Danish pork industry works on antibiotic-free pork production

By Aidan Fortune

- Last updated on GMT

Denmark sets antibiotic-free pig target

Related tags Pork

The Danish government has allocated DKK12.5 million (m) to a three-year research project into how to reduce the need for antibiotics among its pigs.

It hopes that 1.5 million pigs will be produced without antibiotics by 2021. There are currently 200,000 pigs produced without antibiotics.

The project is being run by Danish Crown, Denmark’s Technical University, Copenhagen University, Statens Serum Institut and agricultural service SEGES. In addition, the Environment and Food Ministry’s Green Development and Demonstration programme has contributed DKK12.5m to the project. The total budget for the project is DKK15.5m.

Environment and food minister Esben Lunde Larsen said: "This project means we’re taking an important step towards being able to produce more pigs without the use of antibiotics.”

The purpose of the scheme is to create a scientifically robust basis for increasing pig production without the use of antibiotics throughout the entire lifecycle of the pig (known in Denmark as OUA pigs) so that OUA production can become a profitable business.

Danish Crown began its first trials with OUA pigs in 2015.

What are OUA pigs?

OUA pigs are produced without antibiotics from birth to slaughter. However, should a pig become ill, it receives treatment and will subsequently be slaughtered and sold as a conventional pig, with all existing protocols regarding withdrawal times being observed. OUA pigs are not fed with animal fat, blood or fish products.
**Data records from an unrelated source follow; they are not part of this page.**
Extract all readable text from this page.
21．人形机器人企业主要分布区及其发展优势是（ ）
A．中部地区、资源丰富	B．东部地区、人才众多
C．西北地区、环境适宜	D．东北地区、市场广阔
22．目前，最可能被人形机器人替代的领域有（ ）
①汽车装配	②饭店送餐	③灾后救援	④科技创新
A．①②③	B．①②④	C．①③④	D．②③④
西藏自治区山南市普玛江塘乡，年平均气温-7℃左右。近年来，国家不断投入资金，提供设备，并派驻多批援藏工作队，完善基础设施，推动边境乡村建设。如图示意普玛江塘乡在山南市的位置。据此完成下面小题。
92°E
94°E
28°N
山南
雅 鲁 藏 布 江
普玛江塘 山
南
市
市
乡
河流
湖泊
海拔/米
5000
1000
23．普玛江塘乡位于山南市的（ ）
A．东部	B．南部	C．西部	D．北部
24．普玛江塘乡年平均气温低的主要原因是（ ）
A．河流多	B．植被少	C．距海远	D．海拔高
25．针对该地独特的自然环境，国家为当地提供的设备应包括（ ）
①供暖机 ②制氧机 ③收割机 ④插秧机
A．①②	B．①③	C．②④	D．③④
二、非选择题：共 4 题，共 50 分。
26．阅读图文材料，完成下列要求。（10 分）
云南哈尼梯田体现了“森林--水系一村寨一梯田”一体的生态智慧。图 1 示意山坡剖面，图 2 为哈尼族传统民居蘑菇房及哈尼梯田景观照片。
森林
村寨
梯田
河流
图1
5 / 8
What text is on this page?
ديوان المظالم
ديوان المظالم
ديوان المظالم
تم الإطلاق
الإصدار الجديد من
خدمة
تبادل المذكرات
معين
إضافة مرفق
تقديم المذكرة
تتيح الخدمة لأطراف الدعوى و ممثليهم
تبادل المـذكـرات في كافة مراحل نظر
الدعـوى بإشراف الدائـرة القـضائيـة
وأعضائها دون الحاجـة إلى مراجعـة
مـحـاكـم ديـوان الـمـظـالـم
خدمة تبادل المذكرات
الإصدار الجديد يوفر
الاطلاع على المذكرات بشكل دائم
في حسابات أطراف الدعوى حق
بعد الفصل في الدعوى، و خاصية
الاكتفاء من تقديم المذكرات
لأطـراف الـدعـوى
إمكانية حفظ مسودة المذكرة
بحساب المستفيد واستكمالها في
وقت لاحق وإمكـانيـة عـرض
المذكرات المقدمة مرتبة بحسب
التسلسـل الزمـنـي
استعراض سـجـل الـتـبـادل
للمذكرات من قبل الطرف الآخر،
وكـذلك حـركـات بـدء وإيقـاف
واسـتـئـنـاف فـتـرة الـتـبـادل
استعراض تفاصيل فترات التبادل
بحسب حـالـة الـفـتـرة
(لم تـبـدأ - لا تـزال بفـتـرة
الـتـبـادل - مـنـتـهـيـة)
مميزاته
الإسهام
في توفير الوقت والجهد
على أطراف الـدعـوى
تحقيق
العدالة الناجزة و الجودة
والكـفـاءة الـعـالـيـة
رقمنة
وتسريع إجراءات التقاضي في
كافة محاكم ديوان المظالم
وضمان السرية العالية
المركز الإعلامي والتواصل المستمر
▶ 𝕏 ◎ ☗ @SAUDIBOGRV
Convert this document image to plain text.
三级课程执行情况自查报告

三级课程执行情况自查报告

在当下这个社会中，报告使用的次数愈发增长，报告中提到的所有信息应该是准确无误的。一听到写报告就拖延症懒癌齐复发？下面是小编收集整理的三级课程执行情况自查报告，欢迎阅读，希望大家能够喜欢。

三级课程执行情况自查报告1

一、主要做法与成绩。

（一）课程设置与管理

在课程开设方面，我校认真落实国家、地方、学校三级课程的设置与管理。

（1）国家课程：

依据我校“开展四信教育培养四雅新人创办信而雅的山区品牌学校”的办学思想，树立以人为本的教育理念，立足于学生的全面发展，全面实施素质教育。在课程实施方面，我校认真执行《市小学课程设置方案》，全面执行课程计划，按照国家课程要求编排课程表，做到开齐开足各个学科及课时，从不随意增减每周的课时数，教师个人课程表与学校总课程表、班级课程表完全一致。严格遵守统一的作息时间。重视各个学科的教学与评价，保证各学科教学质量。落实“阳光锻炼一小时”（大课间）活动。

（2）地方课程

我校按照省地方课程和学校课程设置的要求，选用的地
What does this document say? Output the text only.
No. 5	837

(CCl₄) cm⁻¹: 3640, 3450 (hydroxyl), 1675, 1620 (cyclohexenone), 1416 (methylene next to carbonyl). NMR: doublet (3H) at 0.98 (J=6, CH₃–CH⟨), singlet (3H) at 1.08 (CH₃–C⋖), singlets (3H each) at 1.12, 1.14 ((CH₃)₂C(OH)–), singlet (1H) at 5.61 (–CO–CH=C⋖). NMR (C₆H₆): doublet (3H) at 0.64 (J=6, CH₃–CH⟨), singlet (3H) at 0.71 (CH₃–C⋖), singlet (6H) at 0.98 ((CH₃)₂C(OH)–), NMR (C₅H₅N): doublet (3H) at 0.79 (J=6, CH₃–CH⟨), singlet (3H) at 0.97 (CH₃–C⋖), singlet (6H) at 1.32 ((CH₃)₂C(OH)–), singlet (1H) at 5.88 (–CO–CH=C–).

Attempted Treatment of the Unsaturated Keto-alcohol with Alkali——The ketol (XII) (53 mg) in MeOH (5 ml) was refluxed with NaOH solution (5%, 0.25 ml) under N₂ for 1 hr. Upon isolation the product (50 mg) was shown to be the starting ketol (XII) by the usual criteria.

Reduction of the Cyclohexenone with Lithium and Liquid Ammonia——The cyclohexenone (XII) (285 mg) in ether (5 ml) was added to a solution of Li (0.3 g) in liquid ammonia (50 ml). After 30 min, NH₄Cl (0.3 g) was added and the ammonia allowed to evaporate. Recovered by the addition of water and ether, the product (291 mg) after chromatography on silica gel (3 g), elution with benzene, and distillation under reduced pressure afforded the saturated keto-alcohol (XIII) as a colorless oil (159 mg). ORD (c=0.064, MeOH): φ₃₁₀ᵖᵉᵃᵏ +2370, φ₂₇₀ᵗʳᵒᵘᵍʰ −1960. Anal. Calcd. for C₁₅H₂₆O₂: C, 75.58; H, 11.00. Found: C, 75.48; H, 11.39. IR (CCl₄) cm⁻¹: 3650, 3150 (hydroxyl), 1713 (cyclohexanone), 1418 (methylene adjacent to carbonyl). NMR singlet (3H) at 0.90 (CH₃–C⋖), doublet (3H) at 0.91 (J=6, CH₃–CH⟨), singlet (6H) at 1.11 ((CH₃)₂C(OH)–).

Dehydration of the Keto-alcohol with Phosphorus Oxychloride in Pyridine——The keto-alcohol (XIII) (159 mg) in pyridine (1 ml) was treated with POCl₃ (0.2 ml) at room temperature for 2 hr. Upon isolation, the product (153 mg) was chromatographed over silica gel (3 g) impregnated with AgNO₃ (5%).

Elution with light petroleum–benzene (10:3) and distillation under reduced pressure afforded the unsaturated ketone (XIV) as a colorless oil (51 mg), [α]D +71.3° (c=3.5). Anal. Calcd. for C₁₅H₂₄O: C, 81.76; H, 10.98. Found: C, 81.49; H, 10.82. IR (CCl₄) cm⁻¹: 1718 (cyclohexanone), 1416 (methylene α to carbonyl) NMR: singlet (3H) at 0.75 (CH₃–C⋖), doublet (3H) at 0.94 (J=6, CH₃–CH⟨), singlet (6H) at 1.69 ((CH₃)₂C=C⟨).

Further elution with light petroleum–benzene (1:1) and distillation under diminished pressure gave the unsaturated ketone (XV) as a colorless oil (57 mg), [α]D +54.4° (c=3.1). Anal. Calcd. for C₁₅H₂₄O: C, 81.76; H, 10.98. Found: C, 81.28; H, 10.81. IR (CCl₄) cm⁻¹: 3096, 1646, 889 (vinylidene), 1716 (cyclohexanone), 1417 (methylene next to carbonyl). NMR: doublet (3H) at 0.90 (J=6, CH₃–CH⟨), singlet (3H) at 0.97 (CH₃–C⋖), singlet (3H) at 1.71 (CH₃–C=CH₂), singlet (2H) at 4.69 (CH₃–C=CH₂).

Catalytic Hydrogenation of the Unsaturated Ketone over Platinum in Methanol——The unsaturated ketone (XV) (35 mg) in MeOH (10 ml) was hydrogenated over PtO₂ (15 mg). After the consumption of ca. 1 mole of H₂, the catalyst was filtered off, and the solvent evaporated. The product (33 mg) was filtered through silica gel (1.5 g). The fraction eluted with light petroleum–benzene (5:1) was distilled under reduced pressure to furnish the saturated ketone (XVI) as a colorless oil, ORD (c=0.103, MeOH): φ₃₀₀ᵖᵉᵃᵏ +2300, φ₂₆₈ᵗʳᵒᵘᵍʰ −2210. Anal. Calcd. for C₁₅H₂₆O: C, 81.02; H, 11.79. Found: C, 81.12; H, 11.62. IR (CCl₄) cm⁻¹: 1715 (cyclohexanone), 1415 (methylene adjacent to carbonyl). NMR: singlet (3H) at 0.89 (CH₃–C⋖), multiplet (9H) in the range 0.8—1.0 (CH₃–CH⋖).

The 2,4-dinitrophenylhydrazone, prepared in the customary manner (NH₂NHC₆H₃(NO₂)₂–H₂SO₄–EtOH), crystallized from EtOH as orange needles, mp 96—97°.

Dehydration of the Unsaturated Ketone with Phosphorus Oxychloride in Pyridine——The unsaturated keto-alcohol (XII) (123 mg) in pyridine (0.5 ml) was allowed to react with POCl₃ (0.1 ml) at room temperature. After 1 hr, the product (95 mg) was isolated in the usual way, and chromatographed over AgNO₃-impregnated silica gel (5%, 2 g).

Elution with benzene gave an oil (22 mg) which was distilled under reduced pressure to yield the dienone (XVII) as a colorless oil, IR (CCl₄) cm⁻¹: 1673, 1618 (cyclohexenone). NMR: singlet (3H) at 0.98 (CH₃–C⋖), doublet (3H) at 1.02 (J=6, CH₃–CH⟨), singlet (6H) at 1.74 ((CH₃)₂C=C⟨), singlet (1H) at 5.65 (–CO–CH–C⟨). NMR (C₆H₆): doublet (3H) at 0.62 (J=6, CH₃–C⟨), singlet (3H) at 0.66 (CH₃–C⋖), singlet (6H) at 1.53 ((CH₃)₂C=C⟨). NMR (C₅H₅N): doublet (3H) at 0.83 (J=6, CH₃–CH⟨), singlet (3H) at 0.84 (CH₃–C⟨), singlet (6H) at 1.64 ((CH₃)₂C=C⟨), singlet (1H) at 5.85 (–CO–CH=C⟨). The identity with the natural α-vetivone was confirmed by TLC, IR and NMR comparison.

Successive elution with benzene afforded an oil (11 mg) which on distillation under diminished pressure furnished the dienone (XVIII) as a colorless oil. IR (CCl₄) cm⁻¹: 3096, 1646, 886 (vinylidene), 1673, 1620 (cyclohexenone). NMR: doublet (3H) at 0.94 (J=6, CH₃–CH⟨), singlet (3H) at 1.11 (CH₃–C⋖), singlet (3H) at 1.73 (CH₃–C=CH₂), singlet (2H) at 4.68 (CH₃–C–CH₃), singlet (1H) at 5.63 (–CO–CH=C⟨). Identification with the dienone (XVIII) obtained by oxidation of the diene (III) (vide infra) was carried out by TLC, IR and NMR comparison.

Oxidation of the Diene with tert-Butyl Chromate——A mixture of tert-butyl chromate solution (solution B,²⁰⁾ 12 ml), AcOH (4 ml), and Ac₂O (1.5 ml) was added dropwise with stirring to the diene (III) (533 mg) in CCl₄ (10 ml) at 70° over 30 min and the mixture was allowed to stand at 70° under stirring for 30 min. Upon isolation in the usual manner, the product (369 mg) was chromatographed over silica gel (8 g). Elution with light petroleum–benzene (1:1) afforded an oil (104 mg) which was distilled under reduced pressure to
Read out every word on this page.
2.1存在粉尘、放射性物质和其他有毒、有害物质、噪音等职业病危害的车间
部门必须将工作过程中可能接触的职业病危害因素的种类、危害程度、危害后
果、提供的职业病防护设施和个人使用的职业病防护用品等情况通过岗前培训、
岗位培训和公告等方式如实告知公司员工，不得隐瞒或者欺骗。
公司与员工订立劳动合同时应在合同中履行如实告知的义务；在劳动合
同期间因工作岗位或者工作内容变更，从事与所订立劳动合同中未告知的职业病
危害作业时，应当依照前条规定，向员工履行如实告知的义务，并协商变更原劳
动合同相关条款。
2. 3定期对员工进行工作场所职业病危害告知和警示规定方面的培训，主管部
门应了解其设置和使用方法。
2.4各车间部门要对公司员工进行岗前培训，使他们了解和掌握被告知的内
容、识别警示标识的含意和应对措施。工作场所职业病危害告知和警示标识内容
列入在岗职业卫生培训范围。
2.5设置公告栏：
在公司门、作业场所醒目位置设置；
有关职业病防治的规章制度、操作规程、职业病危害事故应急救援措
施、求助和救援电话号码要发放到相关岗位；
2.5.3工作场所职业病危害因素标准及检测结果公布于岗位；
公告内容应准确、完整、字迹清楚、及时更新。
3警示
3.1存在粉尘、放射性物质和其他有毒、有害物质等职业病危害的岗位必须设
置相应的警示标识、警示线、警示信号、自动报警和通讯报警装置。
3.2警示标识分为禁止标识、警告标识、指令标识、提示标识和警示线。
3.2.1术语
Those involved in the project believe large-scale production to be viable. "Production of antibiotic-untreated pigs is possible to implement as part of existing pig production,”​ said Poul Bækbo, chief consultant at SEGES.

Danish farmers have already reduced the amount of antibiotics used in production by 25% since 2009. Christian Fink Hansen, sector director for pig production at SEGES, added: "We welcome the minister’s support for the project so that we can continue to reduce antibiotic consumption and share our positive experiences with the rest of the industry.”